= Thomas Pell =

American colonist (1608–1669)

Thomas Pell, 1st Lord of Pelham Manor (1608 – September 21, 1669) was an English-born physician who bought the area known as Pelham, New York, as well as land that now includes the eastern Bronx and southern Westchester County, New York, and founded the town of Westchester at the head of navigation on Westchester Creek in 1654.

==Early life==

Coat of Arms of Thomas Pell

Pell was born in Sussex, England in 1608. He was the eldest of two sons born to the former Mary Holland, from Halden in Kent, and the Rev. John Pell, who was from Southwick, Sussex. His younger brother was the mathematician and political agent John Pell. His father died in 1616 and his mother died the following year.

He studied at Cambridge, but did not finish his course.

==Career==
In the 1630s he emigrated to New England; he lived in Fairfield, Connecticut, as of 1654.

In 1654, Pell signed a treaty with Chief Wampage and other Siwanoy Indian tribal members that granted him 50000 acre of tribal land, including all or part of what is now the Bronx, and land to the west along Long Island Sound in what is now Westchester County, extending west to the Hutchinson River and north to Mamaroneck. There are no contemporary records of the price he paid for the land, but an 1886 source states that the Siwanoy were paid with "sundry hogshead of Jamaica rum". He named the area Pelham in honor of Pelham Burton, who had been his tutor in England.
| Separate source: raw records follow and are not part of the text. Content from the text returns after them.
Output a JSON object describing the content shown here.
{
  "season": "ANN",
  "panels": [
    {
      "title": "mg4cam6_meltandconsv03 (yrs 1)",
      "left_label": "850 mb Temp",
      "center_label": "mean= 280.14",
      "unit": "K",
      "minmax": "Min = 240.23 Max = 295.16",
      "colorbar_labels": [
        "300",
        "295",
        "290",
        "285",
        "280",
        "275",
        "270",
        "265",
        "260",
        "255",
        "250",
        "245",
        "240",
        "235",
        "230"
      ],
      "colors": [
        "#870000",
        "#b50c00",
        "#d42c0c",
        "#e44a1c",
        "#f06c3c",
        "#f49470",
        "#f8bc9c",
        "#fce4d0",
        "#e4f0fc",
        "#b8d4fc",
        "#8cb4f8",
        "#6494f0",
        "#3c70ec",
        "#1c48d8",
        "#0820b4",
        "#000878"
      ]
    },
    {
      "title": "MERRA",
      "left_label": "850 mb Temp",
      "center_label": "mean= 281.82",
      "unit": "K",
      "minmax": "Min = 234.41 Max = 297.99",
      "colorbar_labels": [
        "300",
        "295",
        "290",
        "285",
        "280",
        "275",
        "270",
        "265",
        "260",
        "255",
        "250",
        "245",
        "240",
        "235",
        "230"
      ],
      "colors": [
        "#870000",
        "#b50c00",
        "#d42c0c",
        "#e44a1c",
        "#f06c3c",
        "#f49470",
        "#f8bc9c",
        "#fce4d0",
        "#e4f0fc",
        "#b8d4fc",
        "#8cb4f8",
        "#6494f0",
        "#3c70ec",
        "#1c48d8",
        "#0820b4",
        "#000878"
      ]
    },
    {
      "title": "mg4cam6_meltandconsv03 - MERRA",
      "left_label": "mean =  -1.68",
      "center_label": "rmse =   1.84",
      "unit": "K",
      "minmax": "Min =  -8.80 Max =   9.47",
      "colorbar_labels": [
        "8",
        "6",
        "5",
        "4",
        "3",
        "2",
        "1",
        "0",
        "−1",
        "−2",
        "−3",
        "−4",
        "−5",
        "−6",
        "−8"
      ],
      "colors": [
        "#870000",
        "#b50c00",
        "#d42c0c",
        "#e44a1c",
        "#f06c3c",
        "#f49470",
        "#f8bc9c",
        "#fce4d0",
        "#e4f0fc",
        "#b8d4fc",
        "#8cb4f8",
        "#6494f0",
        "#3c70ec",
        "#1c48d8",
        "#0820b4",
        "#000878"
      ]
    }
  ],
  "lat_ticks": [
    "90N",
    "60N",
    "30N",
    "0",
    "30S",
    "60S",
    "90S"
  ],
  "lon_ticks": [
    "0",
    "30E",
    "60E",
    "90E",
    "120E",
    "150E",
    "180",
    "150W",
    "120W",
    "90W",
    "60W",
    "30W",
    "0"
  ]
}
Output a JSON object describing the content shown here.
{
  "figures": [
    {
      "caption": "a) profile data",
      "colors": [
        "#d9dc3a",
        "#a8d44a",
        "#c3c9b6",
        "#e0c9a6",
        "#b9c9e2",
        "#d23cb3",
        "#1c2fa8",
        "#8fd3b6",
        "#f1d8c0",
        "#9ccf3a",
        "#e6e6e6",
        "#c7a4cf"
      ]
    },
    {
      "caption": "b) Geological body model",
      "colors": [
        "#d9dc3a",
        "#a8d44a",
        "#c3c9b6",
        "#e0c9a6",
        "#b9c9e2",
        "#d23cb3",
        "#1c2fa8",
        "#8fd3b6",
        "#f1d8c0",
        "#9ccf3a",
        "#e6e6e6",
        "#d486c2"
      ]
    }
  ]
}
Pell was legally challenged by the Dutch courts, who considered the "English were trespassing on Dutch territory". This dispute was finally resolved by Pell in September 1664 when the British Navy, supported by a militia invasion force consisting largely of City Island colonists and led by Pell himself, entered New Amsterdam and forced Peter Stuyvesant, the Dutch Governor of New Netherland, to surrender the colony to the British.

==Personal life==
Pell died on September 21, 1669, in Fairfield, Connecticut. Having no children, he left his estate to a nephew, Sir John Pell (1643–1702), son of Thomas's only brother John. His nephew traveled from England to New York and took up residence as the 2nd Lord of the manor of Pelham.

The Pell family lived in this area until the Revolutionary War and has remained prominent to the present, with family members including U.S. Ambassador Herbert Pell, U.S. Senator Claiborne Pell, and preservationist Stephen Hyatt Pell. Thomas Pell's grandson Philip Pell II built Pelhamdale at Pelham Manor about 1750. The Census of slaves, conducted in the Province of New York in 1755, lists 24 enslaved individuals in Pelham Manor.